Projecting the size of the U.S. corn crop depends on two components—harvested acreage and yield per acre. The USDA Prospective Planting report released near the end of March provides a starting point in making this important projection. The report showed that U.S. farmers intend to plant 90 million acres of corn during the 2024 planting season. Combined with an estimate of the difference between planted and harvested acreage, this can be used to project harvested acreage. Yield is then the only remaining component needed to project crop size.

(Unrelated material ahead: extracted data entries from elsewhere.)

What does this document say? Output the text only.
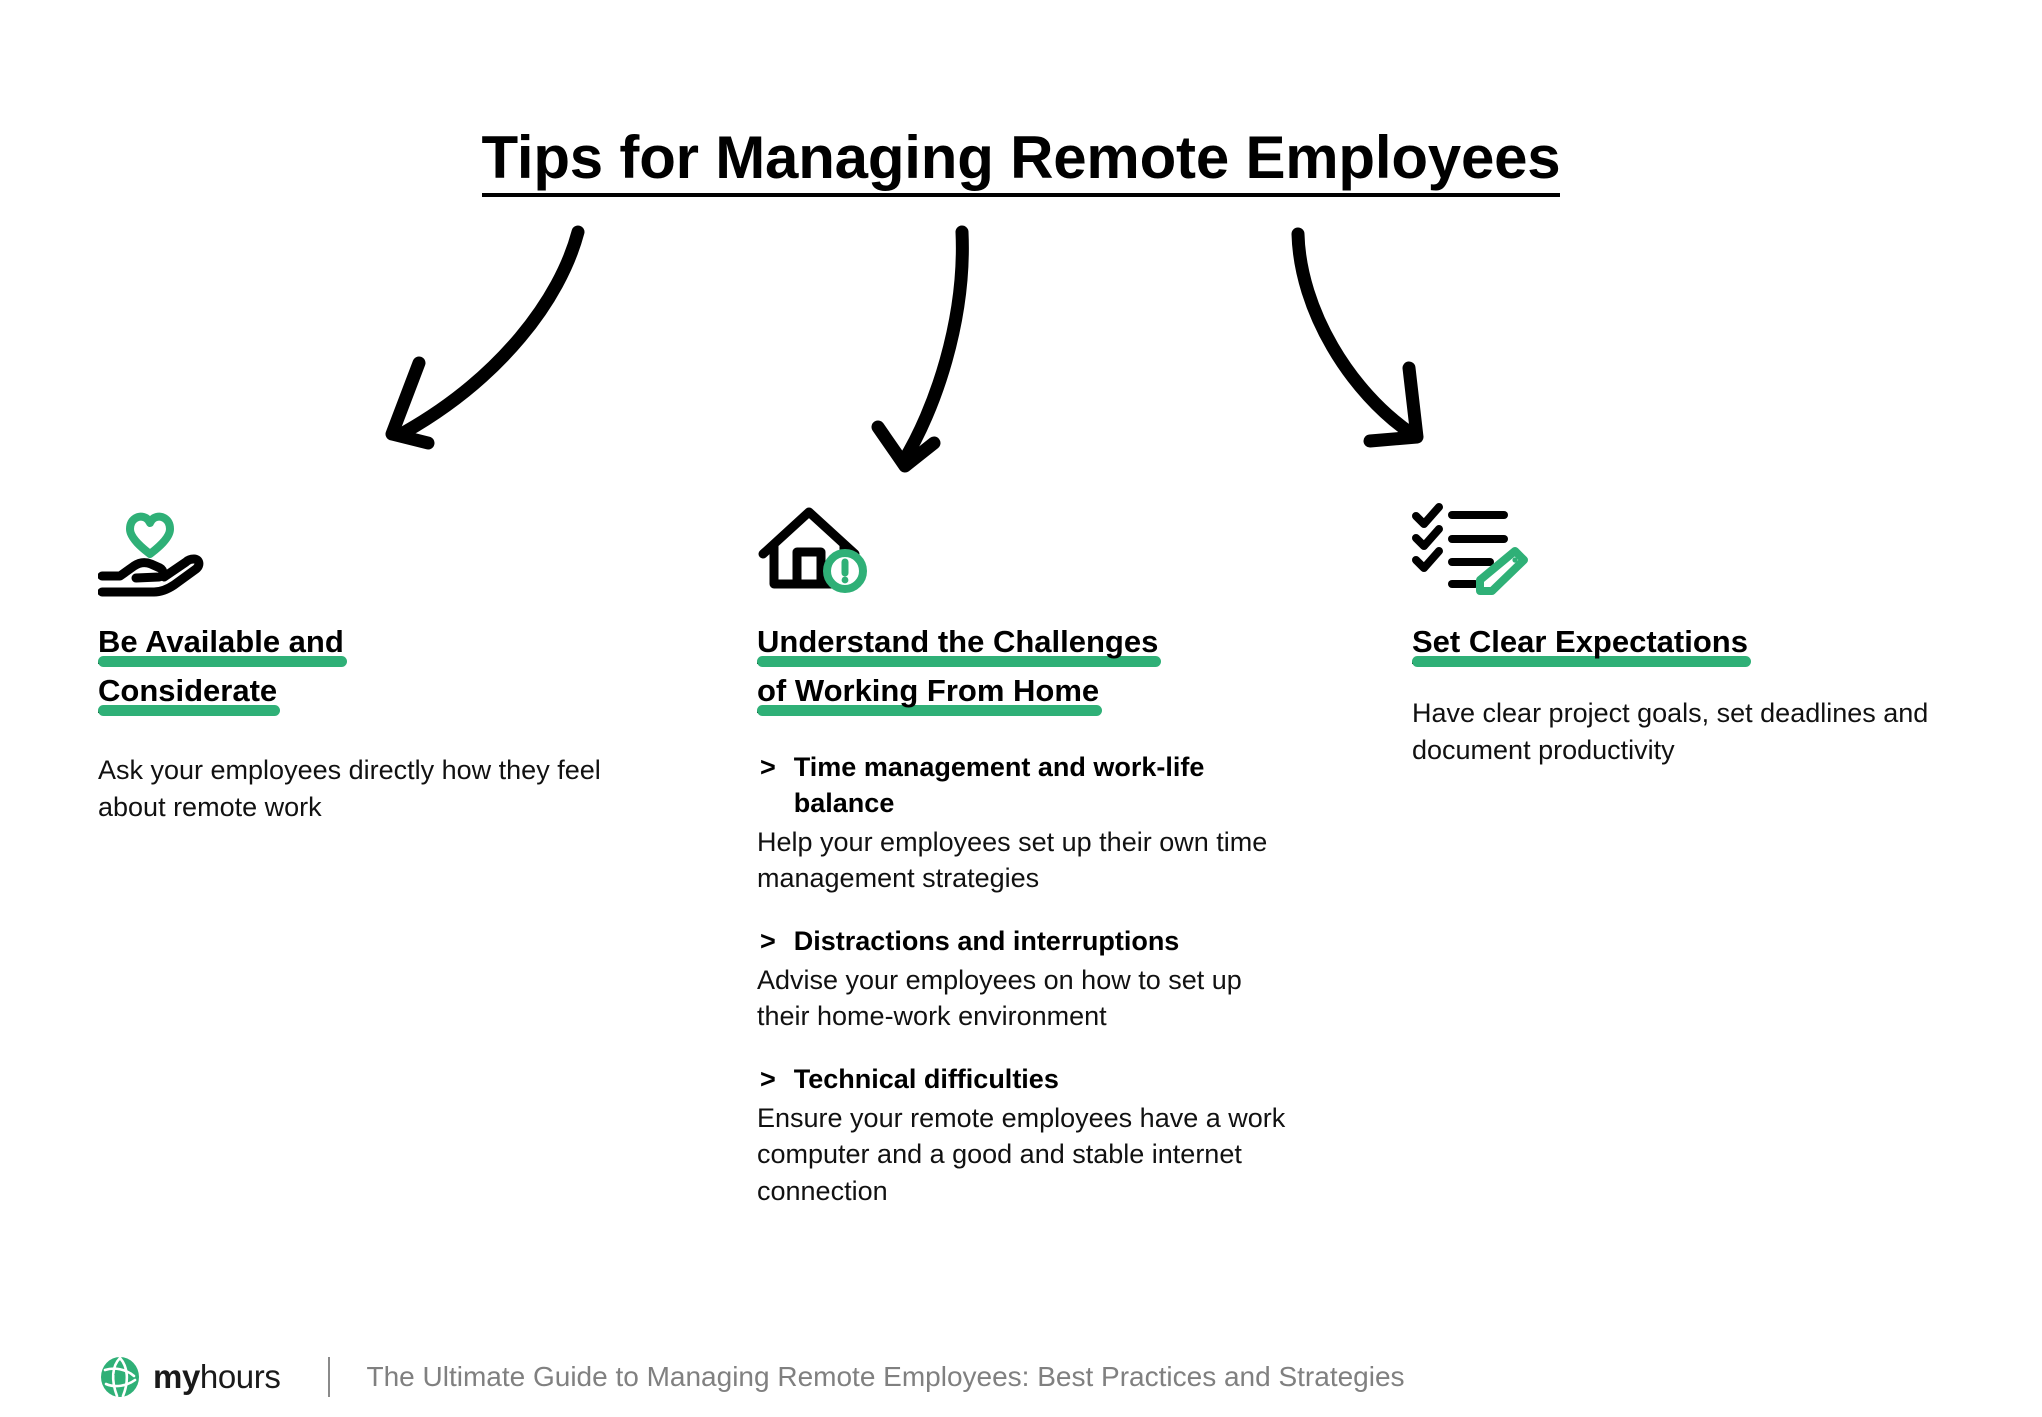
Tips for Managing Remote Employees
Be Available and
Considerate

Ask your employees directly how they feel about remote work

Understand the Challenges
of Working From Home
> Time management and work-life balance
Help your employees set up their own time management strategies
> Distractions and interruptions
Advise your employees on how to set up their home-work environment
> Technical difficulties
Ensure your remote employees have a work computer and a good and stable internet connection
Set Clear Expectations

Have clear project goals, set deadlines and document productivity

myhours	The Ultimate Guide to Managing Remote Employees: Best Practices and Strategies
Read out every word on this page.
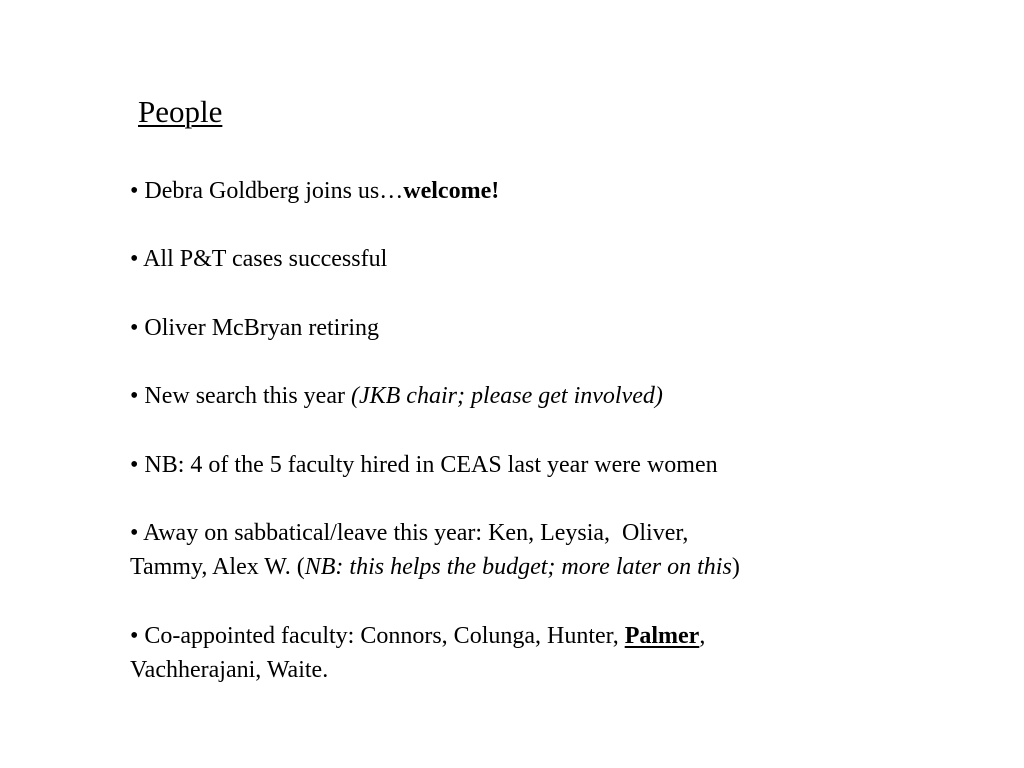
People
• Debra Goldberg joins us…welcome!
• All P&T cases successful
• Oliver McBryan retiring
• New search this year (JKB chair; please get involved)
• NB: 4 of the 5 faculty hired in CEAS last year were women
• Away on sabbatical/leave this year: Ken, Leysia,  Oliver,
Tammy, Alex W. (NB: this helps the budget; more later on this)
• Co-appointed faculty: Connors, Colunga, Hunter, Palmer,
Vachherajani, Waite.
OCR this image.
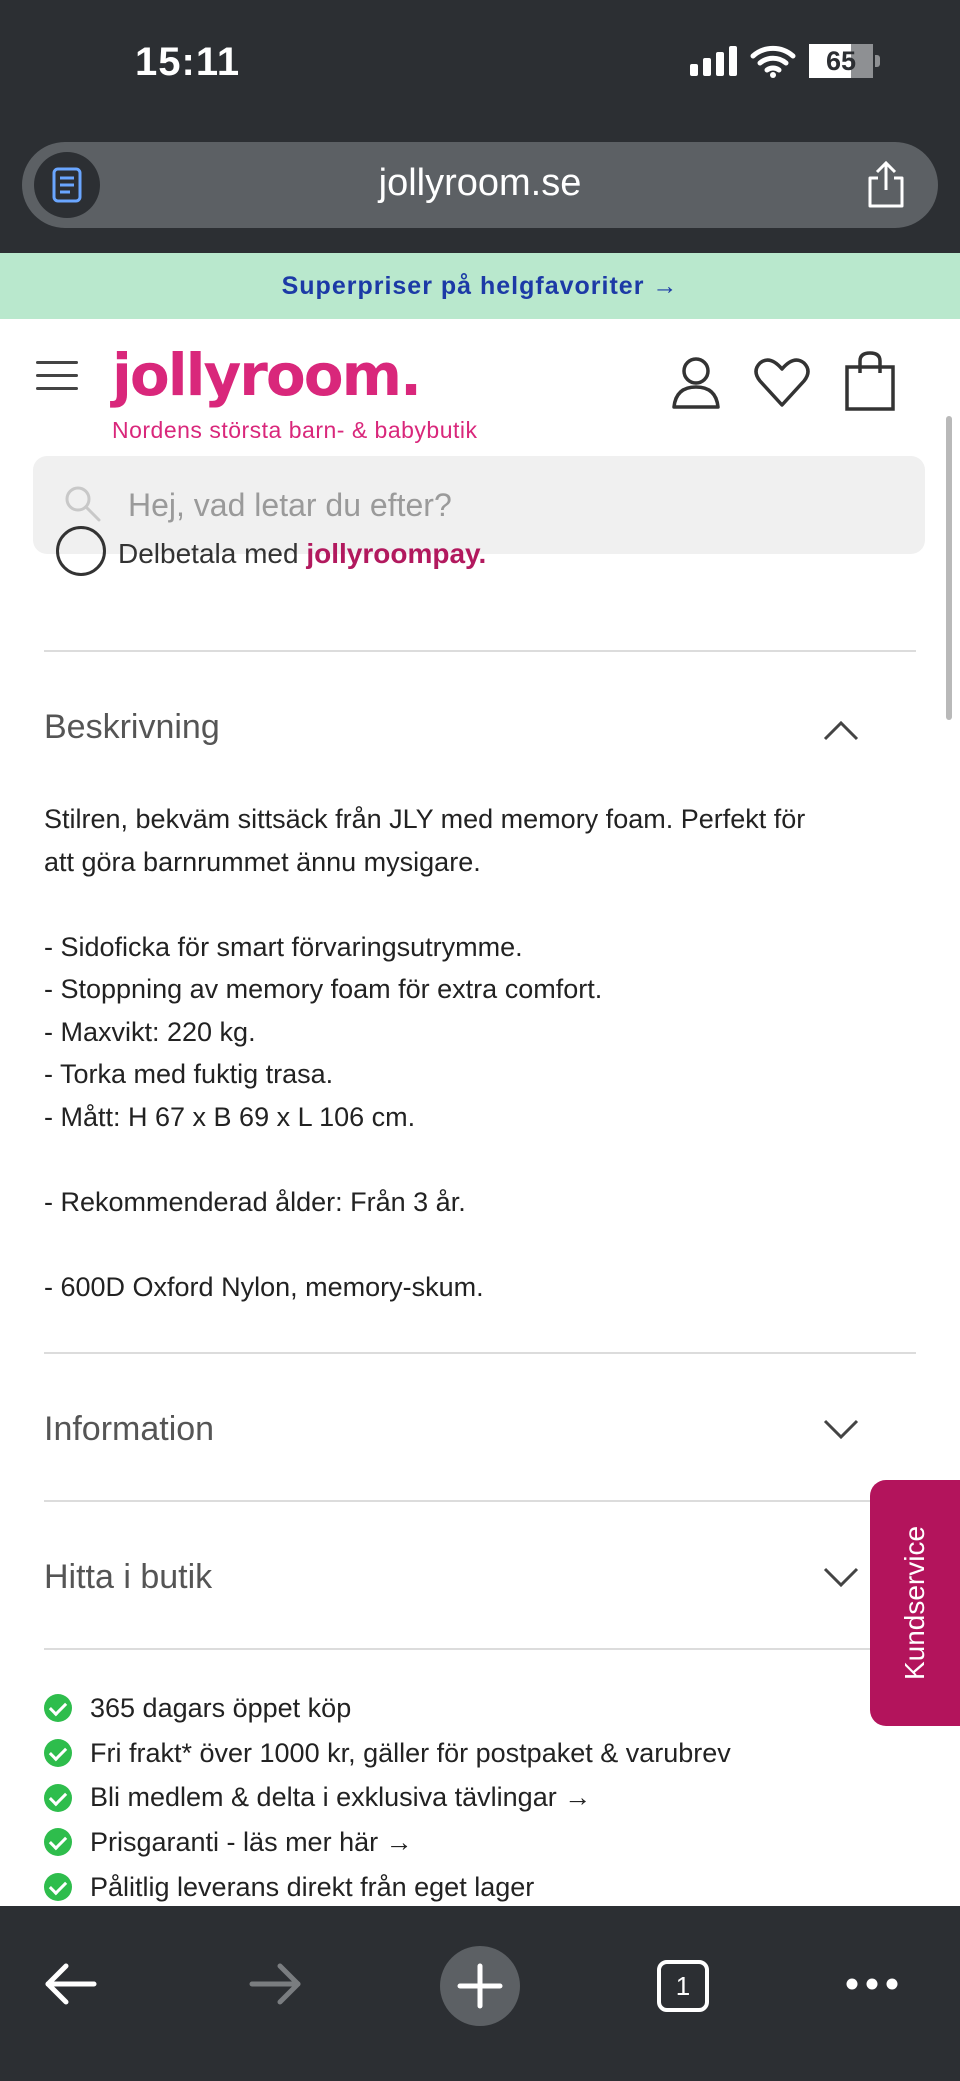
15:11	65
jollyroom.se
Superpriser på helgfavoriter →
jollyroom.
Nordens största barn- & babybutik
Hej, vad letar du efter?
Delbetala med jollyroompay.
Beskrivning

Stilren, bekväm sittsäck från JLY med memory foam. Perfekt för

att göra barnrummet ännu mysigare.

- Sidoficka för smart förvaringsutrymme.

- Stoppning av memory foam för extra comfort.

- Maxvikt: 220 kg.

- Torka med fuktig trasa.

- Mått: H 67 x B 69 x L 106 cm.

- Rekommenderad ålder: Från 3 år.

- 600D Oxford Nylon, memory-skum.

Information
Hitta i butik
365 dagars öppet köp
Fri frakt* över 1000 kr, gäller för postpaket & varubrev
Bli medlem & delta i exklusiva tävlingar →
Prisgaranti - läs mer här →
Pålitlig leverans direkt från eget lager
Kundservice
1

A simple trend analysis of U.S. corn yields from 1980 to 2023 produces a model that indicates that U.S. corn yields are increasing at 1.92 bushels per acre per year and projects a 2024 trendline yield of 181.3 bushels per acre. If just the most recent 11 years are used, 2013 through 2023, then the trendline yield is 178.2 bushels per acre and is only increasing at 1.05 bushels per acre per year. This slower rate of yield growth likely reflects a period of below optimal weather rather than an actual reduction is the yield growth deriving from technology. A much more detailed model using time trend, late plantings data, and data on precipitation and temperature for the year 1980 to 2023 (deemed a “Thompson-style” model) can be used to disentangle trend changes from weather impacts. Using this style of model, the time trend is 1.95 bushels per acre per year, but there is a negative 0.35 yield penalty for each percentage point of the national corn crop that is planted after May 20th. This model is also strongly influenced by June and July precipitation and July and August temperatures. The model has a very high explanatory power with an R2 of 98 percent. Using “normal” temperatures and precipitation estimates for the growing season, the expected trend yield of the weather model is 182.1 bushels per acre.